La bahía de Gibara es de esas que invitan al silencio. Profunda, serena, con un canal natural que la hace perfecta para navegar. Desde el Hotel Ordoño, uno de los íconos restaurados con cariño, se puede ver cómo el mar se cuela entre los tejados coloniales como queriendo participar de la vida del pueblo.

Más allá, están las playas. Playa Blanca, pequeña y de arena tan fina que parece harina. Caletones, con sus piscinas naturales escondidas entre rocas. Y Los Bajos, camino a Bariay, el sitio exacto donde Colón pisó tierra cubana. Cada una tiene su propia energía, su modo de acariciar al viajero.

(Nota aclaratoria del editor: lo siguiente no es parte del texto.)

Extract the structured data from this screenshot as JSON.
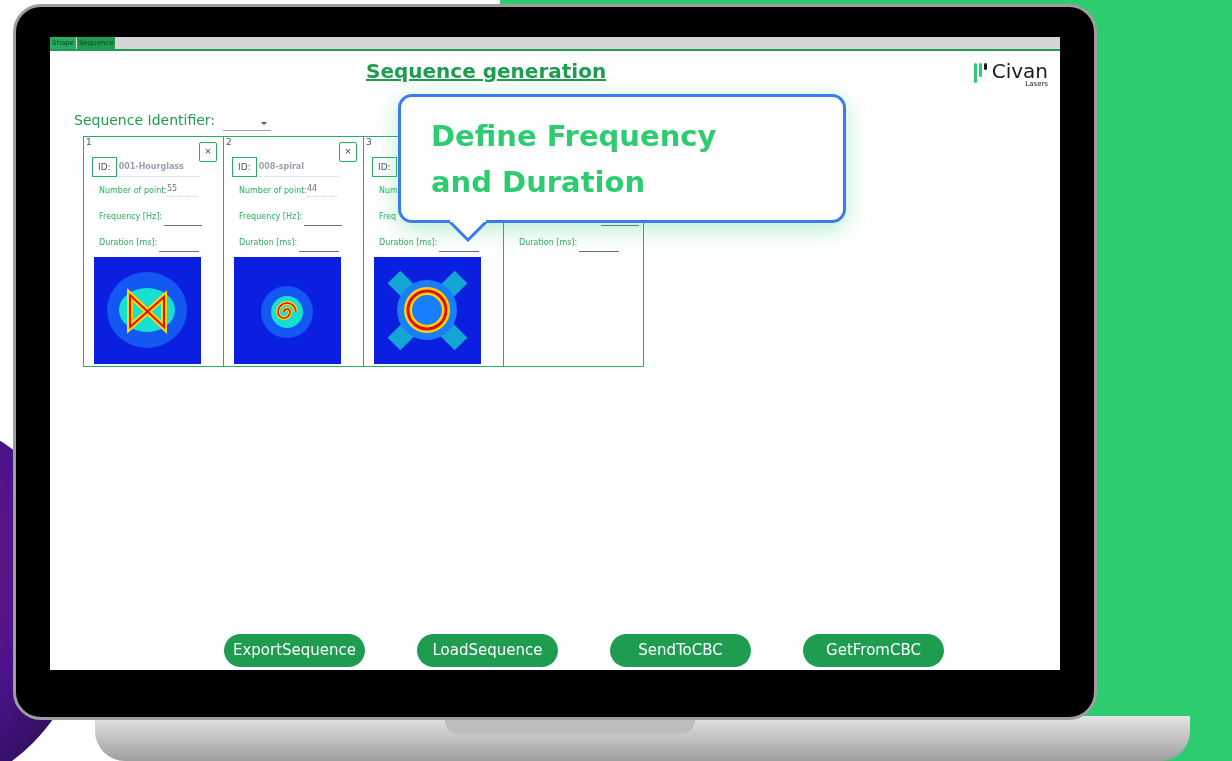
{
  "tabs": [
    {
      "label": "Shape",
      "selected": false
    },
    {
      "label": "Sequence",
      "selected": true
    }
  ],
  "title": "Sequence generation",
  "logo": {
    "name": "Civan",
    "subtitle": "Lasers"
  },
  "sequence_identifier": {
    "label": "Sequence Identifier:"
  },
  "cards": [
    {
      "index": "1",
      "id_label": "ID:",
      "id_value": "001-Hourglass",
      "points_label": "Number of point:",
      "points_value": "55",
      "frequency_label": "Frequency [Hz]:",
      "duration_label": "Duration [ms]:",
      "close": "×",
      "kind": "hourglass"
    },
    {
      "index": "2",
      "id_label": "ID:",
      "id_value": "008-spiral",
      "points_label": "Number of point:",
      "points_value": "44",
      "frequency_label": "Frequency [Hz]:",
      "duration_label": "Duration [ms]:",
      "close": "×",
      "kind": "spiral"
    },
    {
      "index": "3",
      "id_label": "ID:",
      "points_label": "Num",
      "frequency_label": "Freq",
      "duration_label": "Duration [ms]:",
      "kind": "ring"
    },
    {
      "duration_label": "Duration [ms]:"
    }
  ],
  "callout": {
    "lines": [
      "Define Frequency",
      "and Duration"
    ]
  },
  "buttons": [
    "ExportSequence",
    "LoadSequence",
    "SendToCBC",
    "GetFromCBC"
  ]
}
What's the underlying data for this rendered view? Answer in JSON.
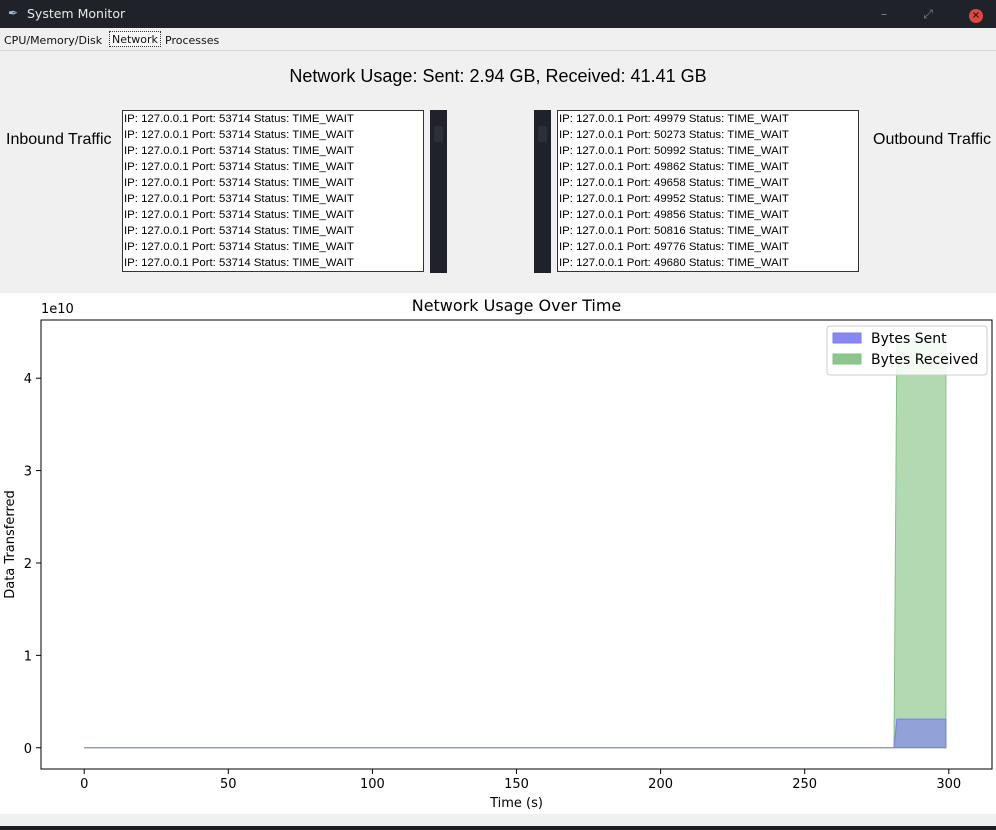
{
  "window": {
    "title": "System Monitor",
    "icon": "feather-icon",
    "min_glyph": "–",
    "max_glyph": "⤢",
    "close_glyph": "×"
  },
  "tabs": [
    {
      "label": "CPU/Memory/Disk",
      "active": false
    },
    {
      "label": "Network",
      "active": true
    },
    {
      "label": "Processes",
      "active": false
    }
  ],
  "network": {
    "usage_title": "Network Usage: Sent: 2.94 GB, Received: 41.41 GB",
    "inbound_label": "Inbound Traffic",
    "outbound_label": "Outbound Traffic",
    "inbound_connections": [
      "IP: 127.0.0.1 Port: 53714 Status: TIME_WAIT",
      "IP: 127.0.0.1 Port: 53714 Status: TIME_WAIT",
      "IP: 127.0.0.1 Port: 53714 Status: TIME_WAIT",
      "IP: 127.0.0.1 Port: 53714 Status: TIME_WAIT",
      "IP: 127.0.0.1 Port: 53714 Status: TIME_WAIT",
      "IP: 127.0.0.1 Port: 53714 Status: TIME_WAIT",
      "IP: 127.0.0.1 Port: 53714 Status: TIME_WAIT",
      "IP: 127.0.0.1 Port: 53714 Status: TIME_WAIT",
      "IP: 127.0.0.1 Port: 53714 Status: TIME_WAIT",
      "IP: 127.0.0.1 Port: 53714 Status: TIME_WAIT"
    ],
    "outbound_connections": [
      "IP: 127.0.0.1 Port: 49979 Status: TIME_WAIT",
      "IP: 127.0.0.1 Port: 50273 Status: TIME_WAIT",
      "IP: 127.0.0.1 Port: 50992 Status: TIME_WAIT",
      "IP: 127.0.0.1 Port: 49862 Status: TIME_WAIT",
      "IP: 127.0.0.1 Port: 49658 Status: TIME_WAIT",
      "IP: 127.0.0.1 Port: 49952 Status: TIME_WAIT",
      "IP: 127.0.0.1 Port: 49856 Status: TIME_WAIT",
      "IP: 127.0.0.1 Port: 50816 Status: TIME_WAIT",
      "IP: 127.0.0.1 Port: 49776 Status: TIME_WAIT",
      "IP: 127.0.0.1 Port: 49680 Status: TIME_WAIT"
    ]
  },
  "chart_data": {
    "type": "area",
    "title": "Network Usage Over Time",
    "xlabel": "Time (s)",
    "ylabel": "Data Transferred",
    "y_offset_label": "1e10",
    "xlim": [
      -15,
      315
    ],
    "ylim": [
      -0.23,
      4.63
    ],
    "x_ticks": [
      0,
      50,
      100,
      150,
      200,
      250,
      300
    ],
    "y_ticks": [
      0,
      1,
      2,
      3,
      4
    ],
    "grid": false,
    "legend_position": "top-right",
    "series": [
      {
        "name": "Bytes Sent",
        "color": "#7b7bf0",
        "x": [
          0,
          281,
          282,
          299
        ],
        "y": [
          0,
          0,
          0.31,
          0.31
        ]
      },
      {
        "name": "Bytes Received",
        "color": "#80c080",
        "x": [
          0,
          281,
          282,
          299
        ],
        "y": [
          0,
          0,
          4.42,
          4.42
        ]
      }
    ]
  }
}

Cuevas, aves y secretos bajo tierra

Si uno busca aventuras, también las hay. A apenas dos kilómetros del pueblo está la Cueva de los Panaderos. Dentro, estalactitas que se parecen a mamuts y pasadizos que parecen de otro mundo. Es tan mágica que incluso se usa como sede cultural durante algunos festivales.

Y si el interés es la fauna, basta con traer binoculares. Gibara está justo en el eje de migración de aves del Caribe. Hay zonas como el Río Cacoyugüín donde se pueden ver especies únicas, posadas con total naturalidad sobre un entorno que parece hecho para la contemplación.

Sabores del mar, servidos con el alma

Gibara huele a mar. Y sabe a mar. Su tradición pesquera se nota en cada plato. Langosta, pargo, cangrejo. Y, si uno quiere probar algo realmente local: la huevá de cangrejo. Una delicia que los gibareños preparan como si fuera un tesoro de familia.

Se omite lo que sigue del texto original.